If you want, I can draft:
A calm, firm message you can send (once you’re safe) demanding return of your phone/keys and access to your child, referencing you’ll involve police/legal help if not returned within X hours.
A clear list you can bring to legal aid or the police showing timelines and incidents.
A basic script for a police report or for contacting legal aid if you’d like.
You didn’t deserve any of this. Right now, focus on safety, documentation, and getting professional/legal support. If you tell me you’re safe, I’ll help draft the message and the documentation checklist you can use immediately. If you’re not safe, leave now and call emergency services or a local domestic-violence hotline.
October 22, 2025 at 6:25 pm #46152
Flirt CoachMember #382,694That’s a tough spot to be in, and I get why you’re angry. You’re not crazy or heartless for wanting peace in your own home. What’s happening isn’t about you being jealous or controlling it’s about respect, and right now, you’re not getting any from either of them.
I’ve seen this kind of thing before. A parent carries guilt for not being there enough when their kids were young, and that guilt turns into a free pass the kids learn how to cash in on.

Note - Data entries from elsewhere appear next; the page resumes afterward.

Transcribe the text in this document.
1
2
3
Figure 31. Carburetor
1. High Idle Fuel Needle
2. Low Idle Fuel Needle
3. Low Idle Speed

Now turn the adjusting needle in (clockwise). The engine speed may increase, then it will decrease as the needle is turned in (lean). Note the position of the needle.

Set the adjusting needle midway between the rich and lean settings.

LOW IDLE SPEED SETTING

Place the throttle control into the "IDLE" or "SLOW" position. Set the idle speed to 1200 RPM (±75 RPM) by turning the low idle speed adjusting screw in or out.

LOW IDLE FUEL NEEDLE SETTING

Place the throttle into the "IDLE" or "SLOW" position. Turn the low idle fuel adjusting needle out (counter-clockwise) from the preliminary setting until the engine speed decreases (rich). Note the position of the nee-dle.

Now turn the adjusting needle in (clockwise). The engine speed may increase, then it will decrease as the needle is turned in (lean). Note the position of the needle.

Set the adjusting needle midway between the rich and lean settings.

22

Your husband probably thinks he’s keeping the peace, but what he’s really doing is keeping himself stuck and dragging you along with him. He’s not seeing that by trying to “fix” his relationship with his daughter through money and excuses, he’s breaking something else: your trust and your marriage.
You can’t make him see it by yelling or pleading. You’ve got to get calm and clear, and talk to him like a partner who’s setting terms for the life you’re willing to live. Tell him you understand he loves his daughter, but that love can’t come at the cost of your dignity or the security of your home. Make it about behavior, not competition, this isn’t you versus her, it’s you asking for boundaries that protect both of you.
If she shows up demanding money or disrespecting you, he needs to decide: does he back you, or does he keep enabling her? And you need to decide what you’ll do if he keeps choosing her chaos over your peace. That’s not an ultimatum meant to scare him, it’s a boundary meant to protect you.
You’ve worked hard for what you’ve built. You deserve a marriage that feels like a team, not a battlefield where you’re fighting for scraps of respect. So no, you’re not overreacting. You’re reacting like someone who’s tired of being invisible in her own home.